Données de l’année 2022 sur les patients de 18 à 30 ans pris en charge en psychiatrie à Montpellier (France).
NMH : Nombre moyen d’hospitalisations sur l’année par patient.
NMR : Nombre moyen de réhospitalisations dans l’année.
DMH : durée moyenne d’hospitalisation sur l’année 2022 par patient.
DMS : Durée moyenne de séjour par hospitalisation.
Nous faisons donc l’hypothèse que l’apport de connaissances sur l’expérience vécue des jeunes patients suivis en PDS pourrait participer à optimiser leur prise en charge, en permettant l’accès à une meilleure compréhension par les professionnels de santé et en apportant des données pour enrichir la réflexion sur l’utilisation des PDS. L’objectif de cette étude est donc d’explorer le point de vue de patients jeunes et suivis en PDS ou l’ayant été dans les 5 dernières années à travers l’étude de leur expérience par une méthode qualitative.
Materiel et methode
Nous avons recruté des patients volontaires âgés de 18 à 32 ans, tous diagnostics confondus, suivis en PDS ou l’ayant été dans les cinq dernières années dans des secteurs psychiatriques de 3 départements différents du sud de la France. L'échantillonnage était intentionnel afin de viser une variation maximale et les inclusions ont été poursuivies jusqu’à saturation des données, c’est-à-dire lorsque les thèmes apparus lors des entretiens ont été redondants avec les thèmes déjà abordés dans les entretiens précédents. Leur participation à l’étude a été proposée par leur psychiatre traitant ou par l’investigateur principal. Ils ont reçu des informations orales appropriées et une lettre d’information écrite au sujet de l’étude, et leur consentement oral a été recueilli. Le protocole de recherche a été validé par le Comité Local d’Ethique Recherche de Montpellier le 16 juin 2022 (numéro d’approbation : IRB-MTP_2022_06_202201158).

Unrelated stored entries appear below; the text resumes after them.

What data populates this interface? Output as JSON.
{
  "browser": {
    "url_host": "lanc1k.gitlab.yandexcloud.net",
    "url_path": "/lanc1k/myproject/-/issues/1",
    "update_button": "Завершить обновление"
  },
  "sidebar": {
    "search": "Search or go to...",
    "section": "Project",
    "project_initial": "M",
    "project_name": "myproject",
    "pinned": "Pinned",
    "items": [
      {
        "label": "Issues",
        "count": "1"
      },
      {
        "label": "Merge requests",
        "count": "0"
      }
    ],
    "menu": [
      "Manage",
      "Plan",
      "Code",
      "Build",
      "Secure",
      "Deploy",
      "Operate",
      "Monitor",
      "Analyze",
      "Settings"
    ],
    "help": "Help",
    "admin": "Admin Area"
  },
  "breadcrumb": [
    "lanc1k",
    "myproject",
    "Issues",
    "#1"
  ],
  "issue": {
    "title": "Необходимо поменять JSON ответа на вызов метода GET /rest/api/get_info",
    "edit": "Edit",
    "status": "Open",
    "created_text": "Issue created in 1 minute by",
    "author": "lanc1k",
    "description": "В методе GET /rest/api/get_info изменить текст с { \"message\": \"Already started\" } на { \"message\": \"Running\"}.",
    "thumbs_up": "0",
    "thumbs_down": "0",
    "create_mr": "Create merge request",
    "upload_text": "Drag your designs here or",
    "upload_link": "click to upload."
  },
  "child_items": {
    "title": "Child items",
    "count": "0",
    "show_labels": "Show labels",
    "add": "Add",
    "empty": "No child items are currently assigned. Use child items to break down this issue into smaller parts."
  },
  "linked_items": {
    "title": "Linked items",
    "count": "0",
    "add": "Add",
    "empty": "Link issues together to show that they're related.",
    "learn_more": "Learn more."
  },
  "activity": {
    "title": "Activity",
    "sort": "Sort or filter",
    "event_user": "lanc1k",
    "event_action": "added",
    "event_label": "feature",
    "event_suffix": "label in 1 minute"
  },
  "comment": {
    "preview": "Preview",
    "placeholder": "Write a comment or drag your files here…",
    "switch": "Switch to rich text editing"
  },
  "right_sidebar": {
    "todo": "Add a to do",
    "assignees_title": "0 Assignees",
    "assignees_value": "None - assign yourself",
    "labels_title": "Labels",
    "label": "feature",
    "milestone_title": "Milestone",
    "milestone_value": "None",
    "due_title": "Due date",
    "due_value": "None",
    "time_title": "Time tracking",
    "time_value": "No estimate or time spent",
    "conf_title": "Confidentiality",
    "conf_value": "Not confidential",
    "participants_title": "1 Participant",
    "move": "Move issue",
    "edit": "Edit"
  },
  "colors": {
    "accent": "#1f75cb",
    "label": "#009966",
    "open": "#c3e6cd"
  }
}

Le recueil des données a été fait par des entretiens semi-directifs individuels suivant un guide d’entretien établi au préalable (Tableau 2) auquel des améliorations ont été apportées au fil de la réalisation des entretiens afin d’en améliorer la pertinence. Les entretiens ont été enregistrés, retranscrits sous forme de verbatims, puis anonymisés. Les informations pertinentes sur les conditions de l’entretien, sur le positionnement du chercheur et du répondant étaient notées et ont fait partie de l’analyse. Les caractéristiques cliniques et socio-démographiques des participants ont été recueillies à l’aide d’un questionnaire écrit et de la consultation de leur dossier médical.
Guide d’entretien.
L’analyse des entretiens a été réalisée selon une méthodologie qualitative, par une approche phénoménologique sémiopragmatique adaptée pour analyser l’expérience vécue. 26 Le verbatim a été découpé en unités de sens, thématisées et mises en lien pour organiser les catégories qui constituent les résultats de l’étude. Un investigateur secondaire a participé à la relecture des transcriptions et de la catégorisation afin d’augmenter l’uniformité et la cohérence des résultats.
Resultats
Nous avons inclus 11 participants dont les caractéristiques cliniques et sociodémographiques sont résumées dans le Tableau 3. Les entretiens ont été réalisés d’avril à octobre 2022, sur le lieu de consultation habituel des patients ou par téléphone, avec une durée moyenne de 20 min. Les catégories principales issues de l’analyse sont présentées ci-dessous et sont illustrées par des citations (Tableau 4).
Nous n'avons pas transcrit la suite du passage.